Les antidépresseurs, un sujet déprimant
Publié dans le magazine Books n° 95, mars 2019. Par Olivier Postel-Vinay.
Les antidépresseurs sont-ils plus efficaces qu’un placebo ? Après des années de controverse, la question reste entière.
En 2011, Marcia Angell, médecin et ex-rédactrice en chef de la prestigieuse revue The New England Journal of Medicine, publiait dans The New York Review of Books deux longs articles où elle montrait que l’industrie pharmaceutique avait manipulé les essais cliniques et corrompu des ténors de la psychiatrie universitaire américaine pour doper le marché des antidépresseurs. Books a traduit ces articles et les éléments de la polémique qui s’est ensuivie.
D’après les dernières données disponibles, ce marché représente un chiffre d’affaires annuel de 50 milliards de dollars au niveau mondial, dont plus du tiers est réalisé aux États-Unis. Plus qu’aucune autre classe de médicaments. Pour l’Organisation mondiale de la santé, l’affection touche plus de 300 millions de personnes et est devenue la « première cause d’incapacité », devant toutes les autres maladies. D’après une étude de l’OCDE datant de 2018, les plus gros consommateurs d’antidépresseurs sont les Islandais (peu surprenant), suivis par les Australiens, les Portugais (plus surprenant) et les Britanniques. Contrairement à ce que l’on croyait jusqu’ici, les Français sont loin derrière, au-dessous de la moyenne de l’OCDE.

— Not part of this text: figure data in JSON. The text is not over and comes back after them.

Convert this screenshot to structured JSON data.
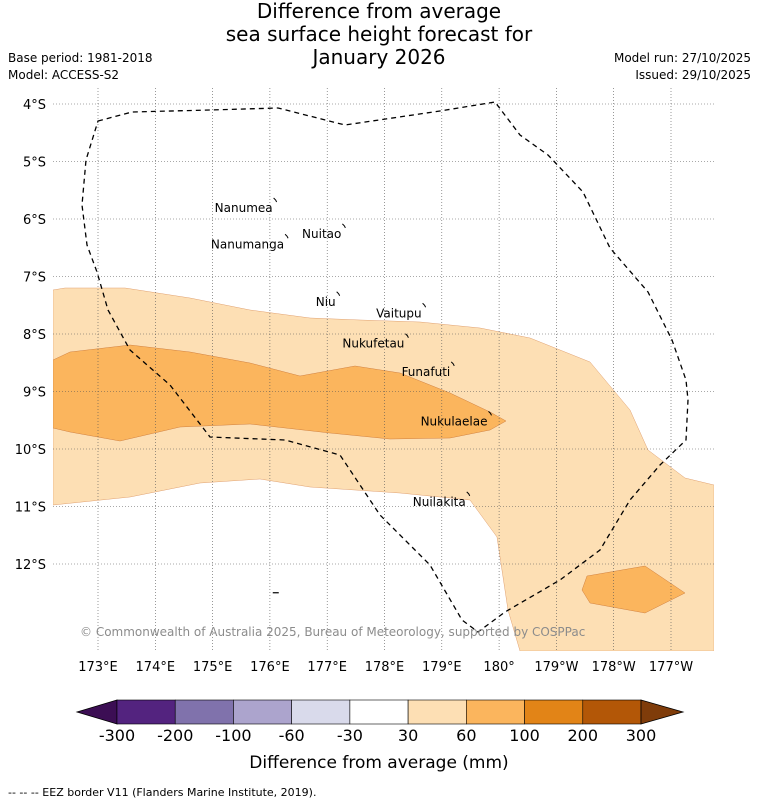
{
  "title": {
    "line1": "Difference from average",
    "line2": "sea surface height forecast for",
    "line3": "January 2026"
  },
  "meta_left": {
    "base_period": "Base period: 1981-2018",
    "model": "Model: ACCESS-S2"
  },
  "meta_right": {
    "model_run": "Model run: 27/10/2025",
    "issued": "Issued: 29/10/2025"
  },
  "map": {
    "lat_ticks": [
      {
        "lat": -4,
        "label": "4°S"
      },
      {
        "lat": -5,
        "label": "5°S"
      },
      {
        "lat": -6,
        "label": "6°S"
      },
      {
        "lat": -7,
        "label": "7°S"
      },
      {
        "lat": -8,
        "label": "8°S"
      },
      {
        "lat": -9,
        "label": "9°S"
      },
      {
        "lat": -10,
        "label": "10°S"
      },
      {
        "lat": -11,
        "label": "11°S"
      },
      {
        "lat": -12,
        "label": "12°S"
      }
    ],
    "lon_ticks": [
      {
        "lon": 173,
        "label": "173°E"
      },
      {
        "lon": 174,
        "label": "174°E"
      },
      {
        "lon": 175,
        "label": "175°E"
      },
      {
        "lon": 176,
        "label": "176°E"
      },
      {
        "lon": 177,
        "label": "177°E"
      },
      {
        "lon": 178,
        "label": "178°E"
      },
      {
        "lon": 179,
        "label": "179°E"
      },
      {
        "lon": 180,
        "label": "180°"
      },
      {
        "lon": 181,
        "label": "179°W"
      },
      {
        "lon": 182,
        "label": "178°W"
      },
      {
        "lon": 183,
        "label": "177°W"
      }
    ],
    "lon_range": [
      172.2,
      183.7
    ],
    "lat_range": [
      -13.5,
      -3.8
    ],
    "islands": [
      {
        "name": "Nanumea",
        "lon": 176.1,
        "lat": -5.67
      },
      {
        "name": "Nuitao",
        "lon": 177.3,
        "lat": -6.12
      },
      {
        "name": "Nanumanga",
        "lon": 176.3,
        "lat": -6.3
      },
      {
        "name": "Niu",
        "lon": 177.2,
        "lat": -7.3
      },
      {
        "name": "Vaitupu",
        "lon": 178.7,
        "lat": -7.5
      },
      {
        "name": "Nukufetau",
        "lon": 178.4,
        "lat": -8.03
      },
      {
        "name": "Funafuti",
        "lon": 179.2,
        "lat": -8.52
      },
      {
        "name": "Nukulaelae",
        "lon": 179.85,
        "lat": -9.38
      },
      {
        "name": "Nuilakita",
        "lon": 179.47,
        "lat": -10.78
      }
    ],
    "copyright": "© Commonwealth of Australia 2025, Bureau of Meteorology, supported by COSPPac",
    "colors": {
      "band_30_60": "#fddfb4",
      "band_60_100": "#fbb55d",
      "eez_line": "#000000"
    }
  },
  "colorbar": {
    "label": "Difference from average (mm)",
    "ticks": [
      "-300",
      "-200",
      "-100",
      "-60",
      "-30",
      "30",
      "60",
      "100",
      "200",
      "300"
    ],
    "colors": [
      "#53237f",
      "#8072ac",
      "#aca4cd",
      "#d9daeb",
      "#ffffff",
      "#fddfb4",
      "#fbb55d",
      "#e28417",
      "#b35707"
    ],
    "under_color": "#3c0e54",
    "over_color": "#7f3c0a"
  },
  "footnote": "--  --  -- EEZ border V11 (Flanders Marine Institute, 2019)."
}
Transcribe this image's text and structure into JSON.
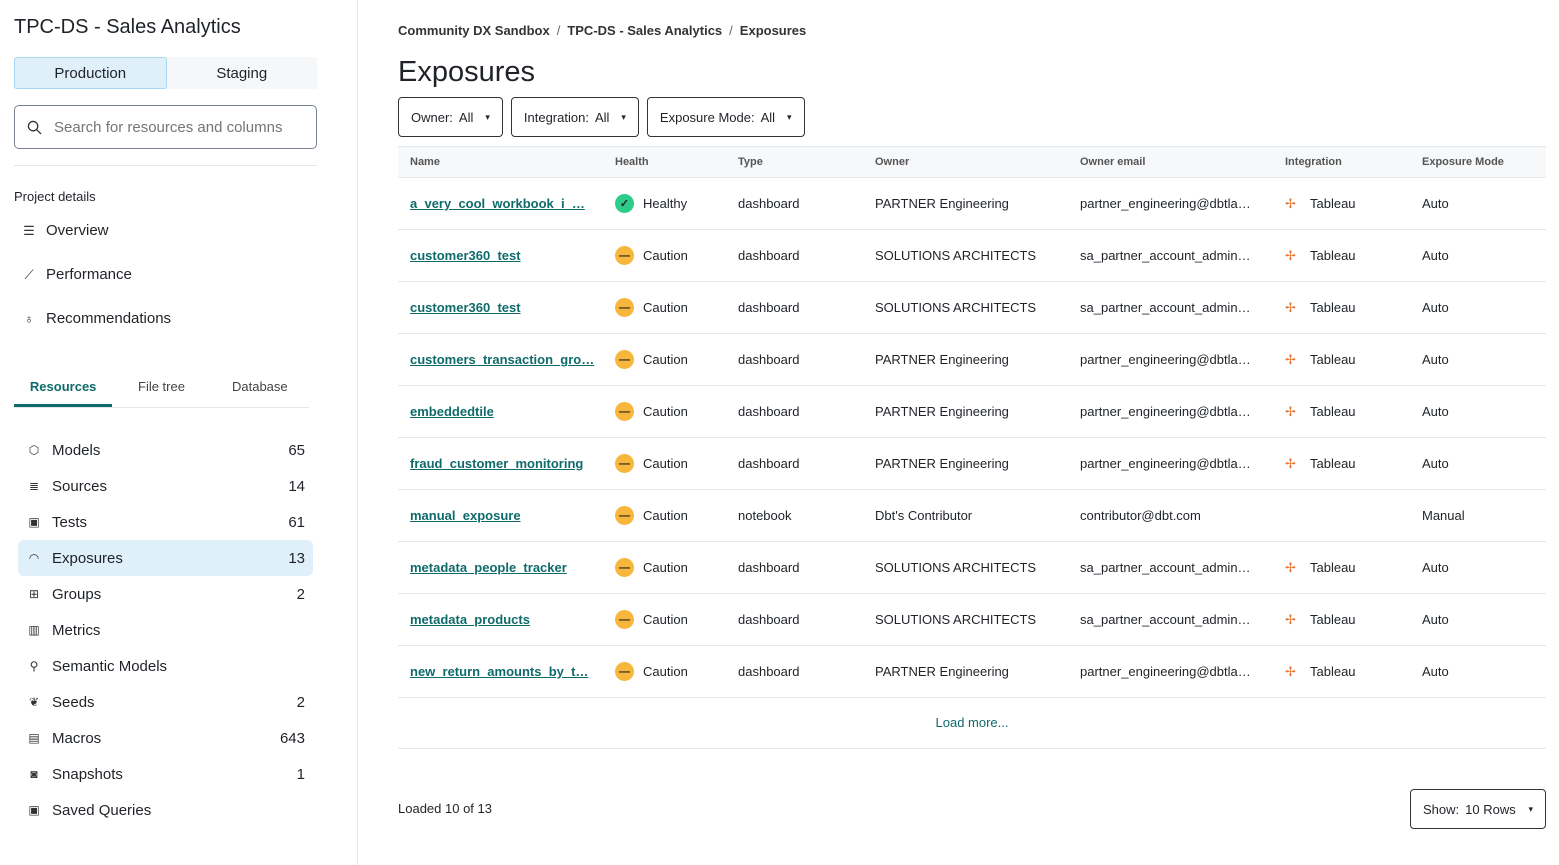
{
  "sidebar": {
    "title": "TPC-DS - Sales Analytics",
    "env": [
      "Production",
      "Staging"
    ],
    "search_placeholder": "Search for resources and columns",
    "project_details": "Project details",
    "nav": [
      {
        "label": "Overview",
        "icon": "list-icon"
      },
      {
        "label": "Performance",
        "icon": "chart-line-icon"
      },
      {
        "label": "Recommendations",
        "icon": "lightbulb-icon"
      }
    ],
    "tabs": [
      "Resources",
      "File tree",
      "Database"
    ],
    "resources": [
      {
        "label": "Models",
        "count": "65",
        "icon": "cube-icon"
      },
      {
        "label": "Sources",
        "count": "14",
        "icon": "database-icon"
      },
      {
        "label": "Tests",
        "count": "61",
        "icon": "clipboard-icon"
      },
      {
        "label": "Exposures",
        "count": "13",
        "icon": "gauge-icon"
      },
      {
        "label": "Groups",
        "count": "2",
        "icon": "grid-icon"
      },
      {
        "label": "Metrics",
        "count": "",
        "icon": "bar-chart-icon"
      },
      {
        "label": "Semantic Models",
        "count": "",
        "icon": "graph-icon"
      },
      {
        "label": "Seeds",
        "count": "2",
        "icon": "seedling-icon"
      },
      {
        "label": "Macros",
        "count": "643",
        "icon": "document-icon"
      },
      {
        "label": "Snapshots",
        "count": "1",
        "icon": "camera-icon"
      },
      {
        "label": "Saved Queries",
        "count": "",
        "icon": "save-icon"
      }
    ]
  },
  "main": {
    "breadcrumb": [
      "Community DX Sandbox",
      "TPC-DS - Sales Analytics",
      "Exposures"
    ],
    "title": "Exposures",
    "filters": [
      {
        "label": "Owner:",
        "value": "All"
      },
      {
        "label": "Integration:",
        "value": "All"
      },
      {
        "label": "Exposure Mode:",
        "value": "All"
      }
    ],
    "columns": [
      "Name",
      "Health",
      "Type",
      "Owner",
      "Owner email",
      "Integration",
      "Exposure Mode"
    ],
    "rows": [
      [
        "a_very_cool_workbook_i_…",
        "Healthy",
        "dashboard",
        "PARTNER Engineering",
        "partner_engineering@dbtla…",
        "Tableau",
        "Auto"
      ],
      [
        "customer360_test",
        "Caution",
        "dashboard",
        "SOLUTIONS ARCHITECTS",
        "sa_partner_account_admin…",
        "Tableau",
        "Auto"
      ],
      [
        "customer360_test",
        "Caution",
        "dashboard",
        "SOLUTIONS ARCHITECTS",
        "sa_partner_account_admin…",
        "Tableau",
        "Auto"
      ],
      [
        "customers_transaction_gro…",
        "Caution",
        "dashboard",
        "PARTNER Engineering",
        "partner_engineering@dbtla…",
        "Tableau",
        "Auto"
      ],
      [
        "embeddedtile",
        "Caution",
        "dashboard",
        "PARTNER Engineering",
        "partner_engineering@dbtla…",
        "Tableau",
        "Auto"
      ],
      [
        "fraud_customer_monitoring",
        "Caution",
        "dashboard",
        "PARTNER Engineering",
        "partner_engineering@dbtla…",
        "Tableau",
        "Auto"
      ],
      [
        "manual_exposure",
        "Caution",
        "notebook",
        "Dbt's Contributor",
        "contributor@dbt.com",
        "",
        "Manual"
      ],
      [
        "metadata_people_tracker",
        "Caution",
        "dashboard",
        "SOLUTIONS ARCHITECTS",
        "sa_partner_account_admin…",
        "Tableau",
        "Auto"
      ],
      [
        "metadata_products",
        "Caution",
        "dashboard",
        "SOLUTIONS ARCHITECTS",
        "sa_partner_account_admin…",
        "Tableau",
        "Auto"
      ],
      [
        "new_return_amounts_by_t…",
        "Caution",
        "dashboard",
        "PARTNER Engineering",
        "partner_engineering@dbtla…",
        "Tableau",
        "Auto"
      ]
    ],
    "load_more": "Load more...",
    "loaded": "Loaded 10 of 13",
    "show_label": "Show:",
    "show_value": "10 Rows"
  },
  "colors": {
    "accent": "#0f6b6b",
    "healthy": "#2ecc8a",
    "caution": "#f6b73c",
    "selected": "#dff0fb"
  }
}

Deux ouvrages récents permettent à Alexander van Tulleken, un médecin britannique qui anime une émission de télévision, de faire le point dans The Times Literary Supplement. Sa conclusion : si vous prenez un antidépresseur et que vous avez le sentiment que cela vous aide, continuez. Pour le reste… Une vaste « méta-analyse » publiée dans la revue médicale The Lancet en avril 2018 et reprenant les données de 522 essais cliniques a été saluée par la presse comme la démonstration enfin attendue de l’efficacité des antidépresseurs. L’un des journalistes phares de The Guardian y a vu « une étude décisive », qui montre que « les antidépresseurs sont efficaces et qu’il faut continuer d’en prendre et de les prescrire ». Le tabloïd The Sun a titré : « Avalez encore plus de pilules du bonheur ». En France, le site Pourquoi Docteur a titré : « L’efficacité des antidépresseurs prouvée sur une grande échelle ».
C’était avoir mal lu l’article, écrit van Tulleken : « Les patients étaient évalués en moyenne après seulement huit semaines de traitement, ce qui rend difficile d’en tirer des conclusions pour l’efficacité à long terme. Et 78 % des essais cliniques ont été financés par l’industrie pharmaceutique ». De plus, les patients connus pour être atteints d’une dépression résistant au traitement médicamenteux (20 % de l’échantillon) avaient été exclus de l’analyse, « ce qui a probablement exagéré l’impression globale d’efficacité ». Indépendamment de ces réserves, les auteurs concluaient que l’utilité des médicaments par rapport à un placebo était « limitée ». L’article précise en outre que, à l’exception peut-être d’un seul, les antidépresseurs destinés aux enfants et aux adolescents ne sont pas efficaces.
Van Tulleken est aussi très critique à l’égard des deux ouvrages. Ils relèvent de deux « sous-genres de livres lucratifs, la “pop dépression” et le “pop bonheur” ». L’un est écrit par un universitaire spécialiste des neurosciences qui exploite les ficelles du journalisme, l’autre par un journaliste à succès condamné pour plagiat. L’un et l’autre donnent dans l’exagération ou l’à peu près. Mais, paradoxalement, c’est celui du journaliste douteux qui exprime les choses de la manière la plus juste 1. Le premier, The Happy Brain, accorde crédit à la thèse selon laquelle la dépression serait due à un déficit en sérotonine, tous les antidépresseurs mis sur le marché ayant pour objectif de doper la « recapture de la sérotonine ». Cette théorie est « en fait un triomphe du marketing de Pfizer » pour imposer son Zoloft. L’auteur omet de dire que les tentatives pour créer un état dépressif en induisant un déficit de sérotonine ont échoué. Bien que relevant de la pop dépression, l’autre livre reflète l’expérience personnelle de l’auteur, qui a connu les affres de cette maladie. C’est un best-seller.